U Sports hockey also has the education aspect to it. Marks have to be maintained and attendance in class is mandatory.

“I’ve always thought to go to school first before I go and try to pursue my aspirations for pro,” Finoro said. “I talked a lot with my family. I’m a big family person so I sat down with them and they all agreed that if I want to go play pro, I should get my education first, knock on wood that nothing happens, just to make sure you have a back-up plan that you can fall back on if anything happens.”

Mixing hockey and education can be a tough thing, especially for the first-year students, but being a member of a varsity sports team can bring benefits that way.

“The time management is the biggest part, but what I love about Guelph so far is that they are very helpful. There’s always someone to listen and always someone there to talk to,” Finoro said.

“Anybody you go to will always help you. If they can’t help you, they’ll put you in contact with someone who can.

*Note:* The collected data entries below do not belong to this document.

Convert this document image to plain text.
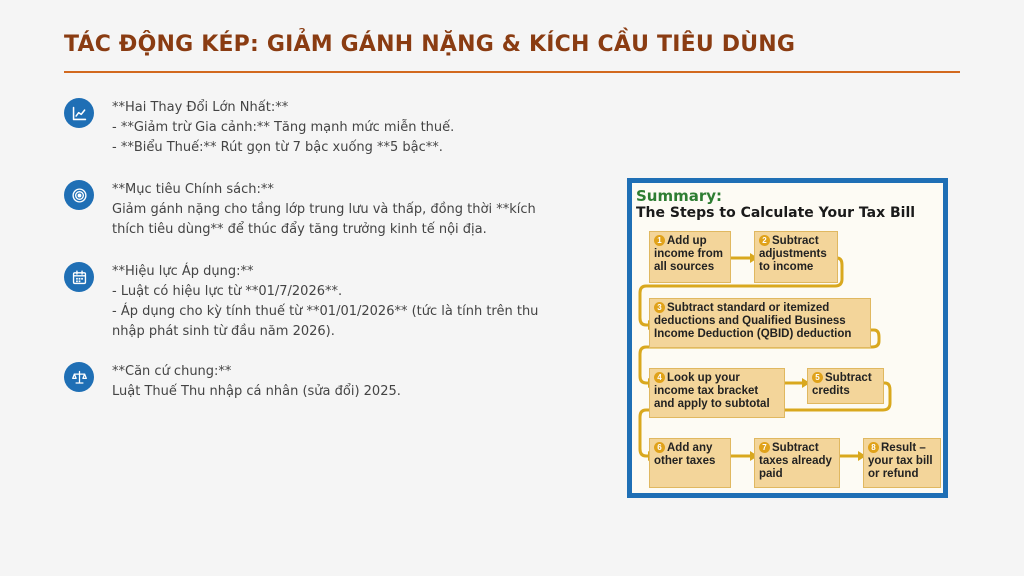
TÁC ĐỘNG KÉP: GIẢM GÁNH NẶNG & KÍCH CẦU TIÊU DÙNG
**Hai Thay Đổi Lớn Nhất:**
- **Giảm trừ Gia cảnh:** Tăng mạnh mức miễn thuế.
- **Biểu Thuế:** Rút gọn từ 7 bậc xuống **5 bậc**.
**Mục tiêu Chính sách:**
Giảm gánh nặng cho tầng lớp trung lưu và thấp, đồng thời **kích
thích tiêu dùng** để thúc đẩy tăng trưởng kinh tế nội địa.
**Hiệu lực Áp dụng:**
- Luật có hiệu lực từ **01/7/2026**.
- Áp dụng cho kỳ tính thuế từ **01/01/2026** (tức là tính trên thu
nhập phát sinh từ đầu năm 2026).
**Căn cứ chung:**
Luật Thuế Thu nhập cá nhân (sửa đổi) 2025.
Summary:
The Steps to Calculate Your Tax Bill
1 Add up income from all sources
2 Subtract adjustments to income
3 Subtract standard or itemized deductions and Qualified Business Income Deduction (QBID) deduction
4 Look up your income tax bracket and apply to subtotal
5 Subtract credits
6 Add any other taxes
7 Subtract taxes already paid
8 Result – your tax bill or refund
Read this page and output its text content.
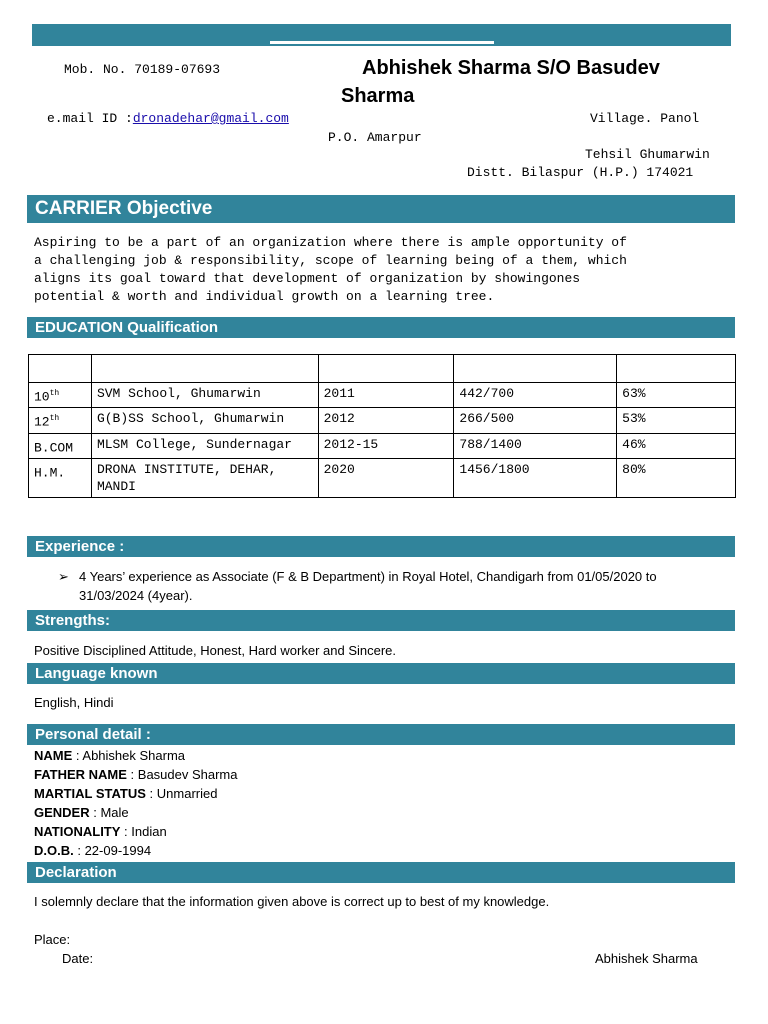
Mob. No. 70189-07693	Abhishek Sharma S/O Basudev
Sharma
e.mail ID :dronadehar@gmail.com	Village. Panol
P.O. Amarpur
Tehsil Ghumarwin
Distt. Bilaspur (H.P.) 174021
CARRIER Objective
Aspiring to be a part of an organization where there is ample opportunity of
a challenging job & responsibility, scope of learning being of a them, which
aligns its goal toward that development of organization by showingones
potential & worth and individual growth on a learning tree.
EDUCATION Qualification

10th	SVM School, Ghumarwin	2011	442/700	63%
12th	G(B)SS School, Ghumarwin	2012	266/500	53%
B.COM	MLSM College, Sundernagar	2012-15	788/1400	46%
H.M.	DRONA INSTITUTE, DEHAR, MANDI	2020	1456/1800	80%
Experience :
➢ 4 Years’ experience as Associate (F & B Department) in Royal Hotel, Chandigarh from 01/05/2020 to
31/03/2024 (4year).
Strengths:
Positive Disciplined Attitude, Honest, Hard worker and Sincere.
Language known
English, Hindi
Personal detail :
NAME : Abhishek Sharma
FATHER NAME : Basudev Sharma
MARTIAL STATUS : Unmarried
GENDER : Male
NATIONALITY : Indian
D.O.B. : 22-09-1994
Declaration
I solemnly declare that the information given above is correct up to best of my knowledge.
Place:
Date:	Abhishek Sharma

Yes it’s been a very big change for me, but I’ve had such a great support staff that it’s made my transition a lot smoother.”

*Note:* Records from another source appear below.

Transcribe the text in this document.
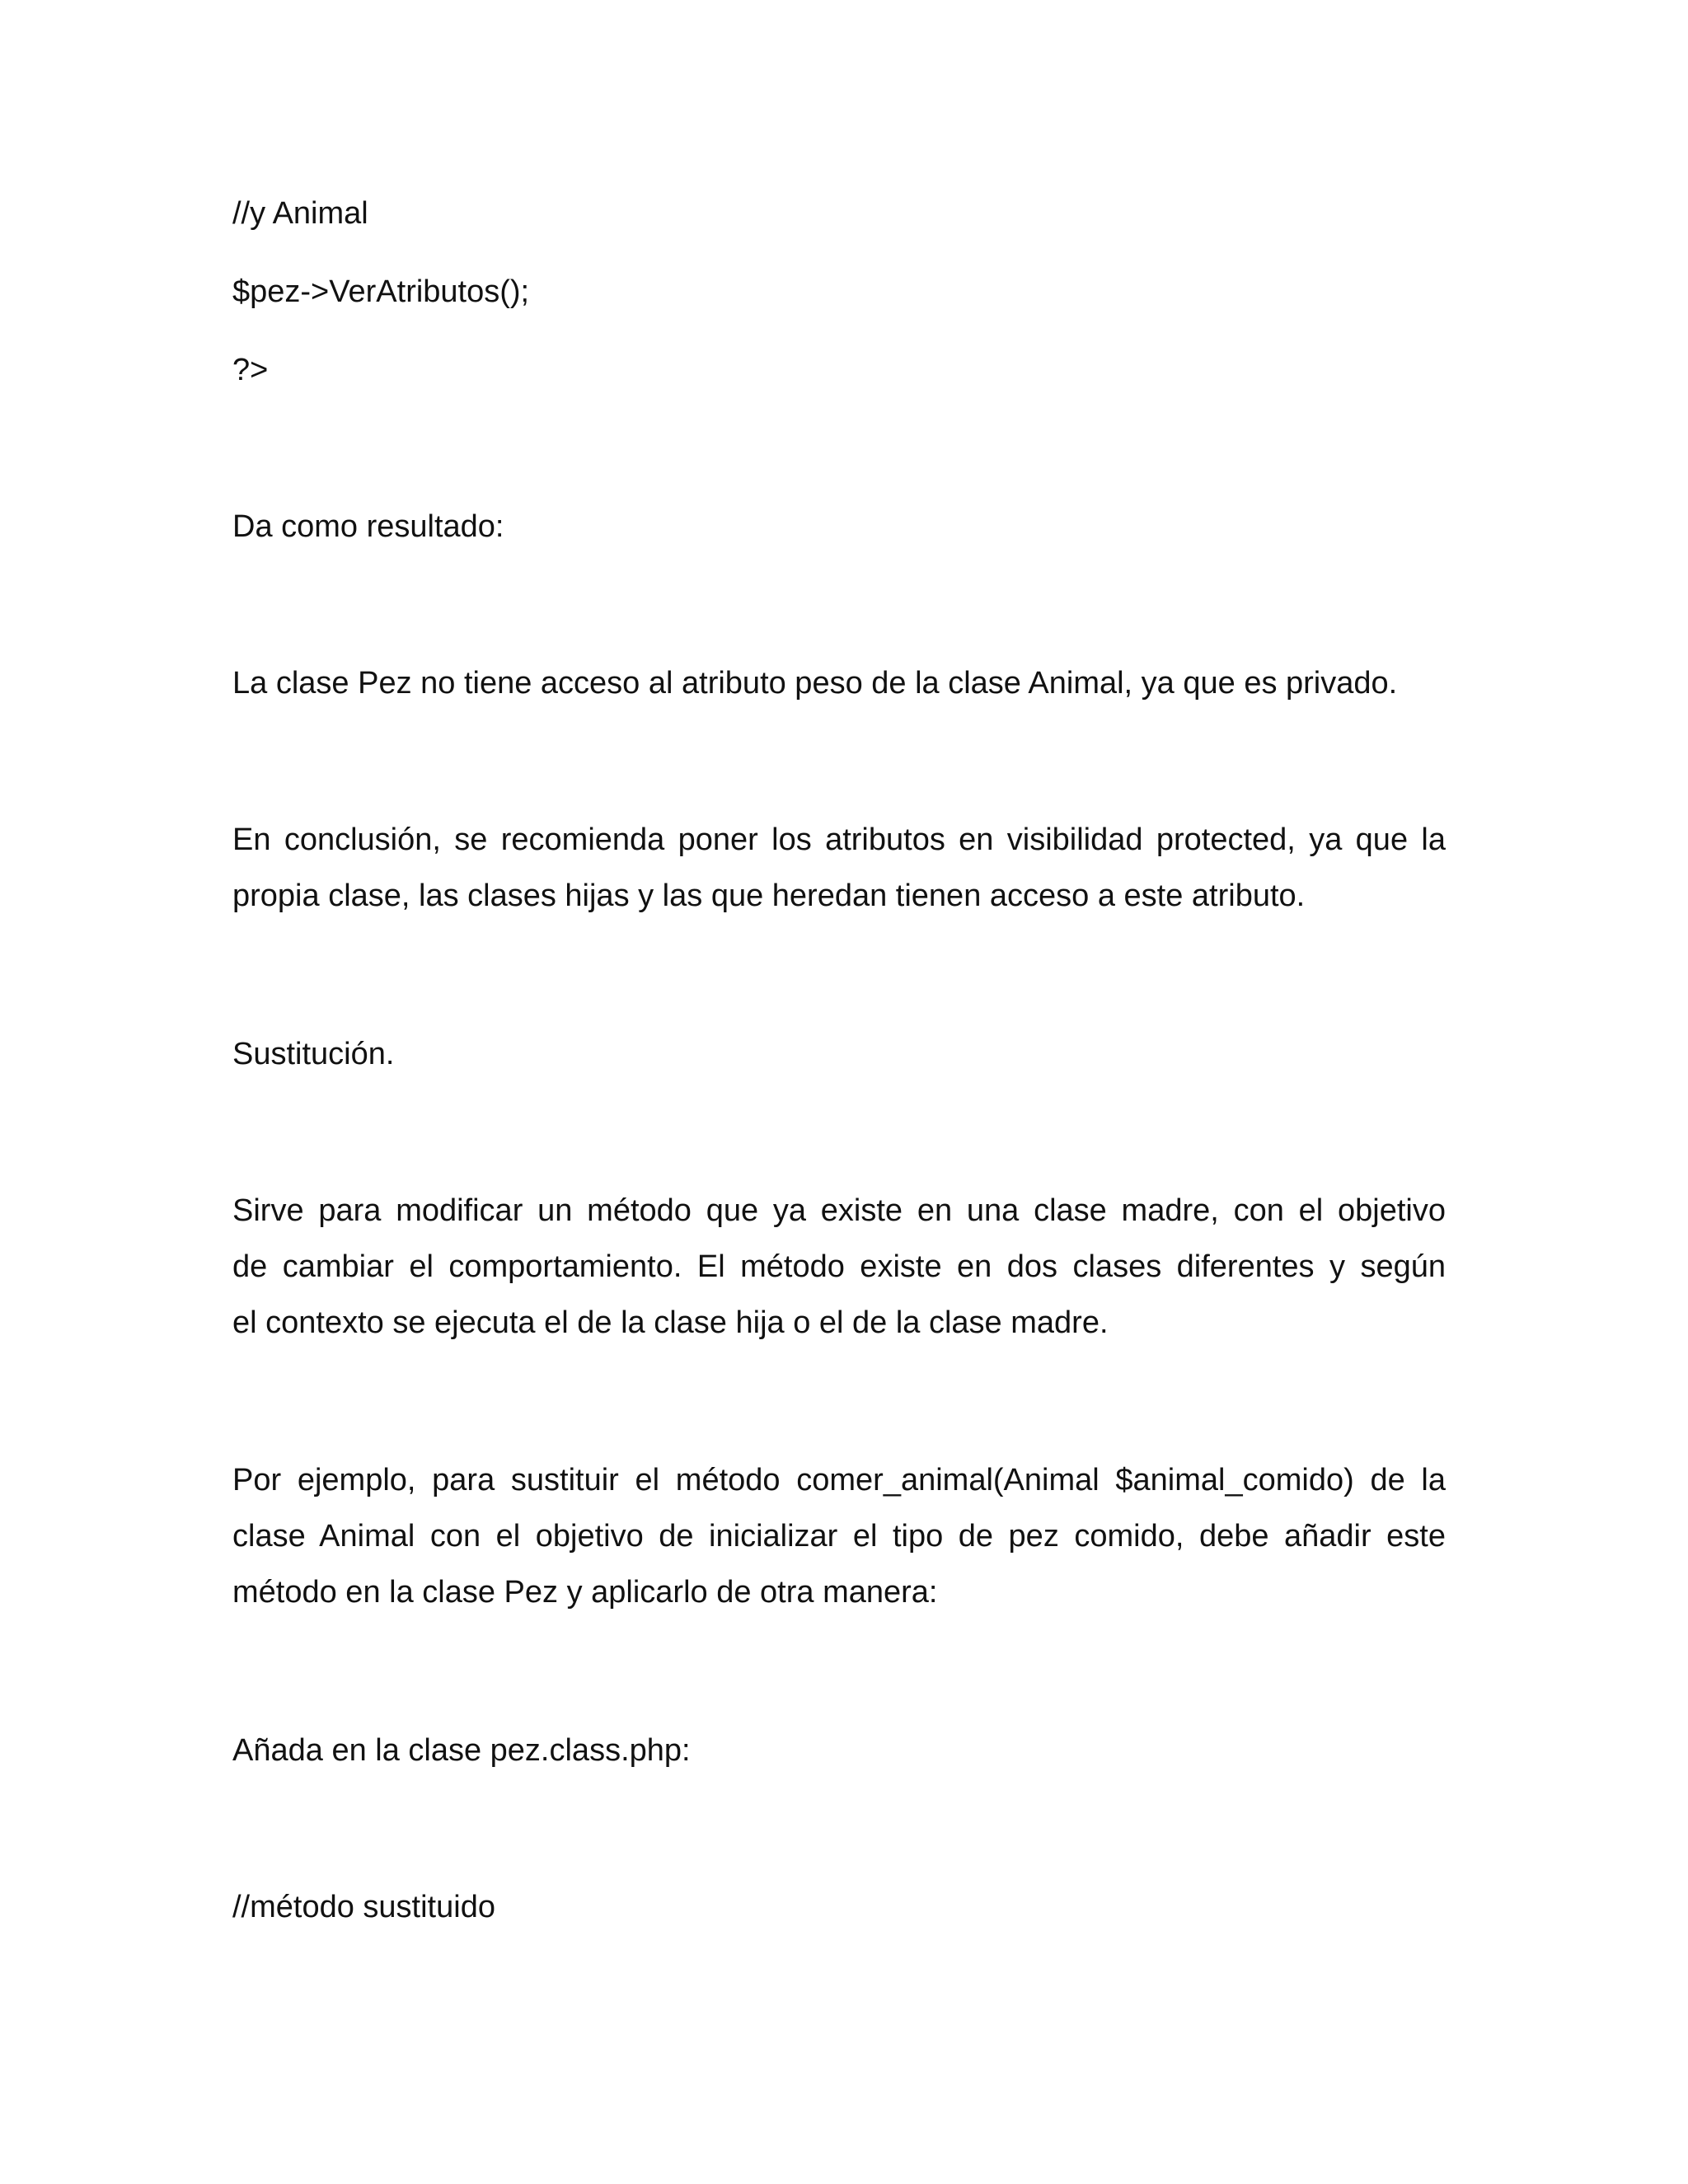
//y Animal

$pez->VerAtributos();

?>

Da como resultado:

La clase Pez no tiene acceso al atributo peso de la clase Animal, ya que es privado.

En conclusión, se recomienda poner los atributos en visibilidad protected, ya que la
propia clase, las clases hijas y las que heredan tienen acceso a este atributo.

Sustitución.

Sirve para modificar un método que ya existe en una clase madre, con el objetivo
de cambiar el comportamiento. El método existe en dos clases diferentes y según
el contexto se ejecuta el de la clase hija o el de la clase madre.
Por ejemplo, para sustituir el método comer_animal(Animal $animal_comido) de la
clase Animal con el objetivo de inicializar el tipo de pez comido, debe añadir este
método en la clase Pez y aplicarlo de otra manera:

Añada en la clase pez.class.php:

//método sustituido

While the majority of major junior players are also students, whether it be at high school or at university, things seem a little different in the university league.

“You are a student athlete,” Finoro said. “You’re here to play hockey, but you’re also here to get an education and education is always first. Yes, we play on the weekends, but it doesn’t matter if it’s on the weekends or during the week, school’s first and hockey’s second.”

Finoro is studying human kinetics.

“It’s learning about the body,” he said. “(As an athlete), you’re involved with it all the time. You’re in with the trainers and they’re working on you. It’s always been kind of an inquiry of mine. When they’re working on me I ask them ‘Oh what happened? Why did it happen? How do I fix it?’”

For the Gryphs, a 3-1 win over the York Lions in their home opener Saturday night meant they got their first home victory of the season a lot sooner than last season when it didn’t come until their eighth home game when they defeated York 5-2 on Nov. 22.

“It’s good to get it right off the bat,” Finoro said. “It’s a 28-game schedule and that’s different from major junior which is 68. Every game is like a playoff game. You’re always fighting for a spot. The team that usually jumps ahead has an easier second half of the year which is always nice. But every game counts and we’re hoping to do our best right off the bat.”

And what will be a good season?

“A good season is to get the team as far as we can,” Finoro answered. “I’m looking to come in here and do whatever I can to get the team to the finals, the Nationals. They made it there last year. They had a very good run in the playoffs (but lost the OUA final and their lone game at the U Sports championship tournament a week later.) I think we have the team here to get over that hump and win a national championship.”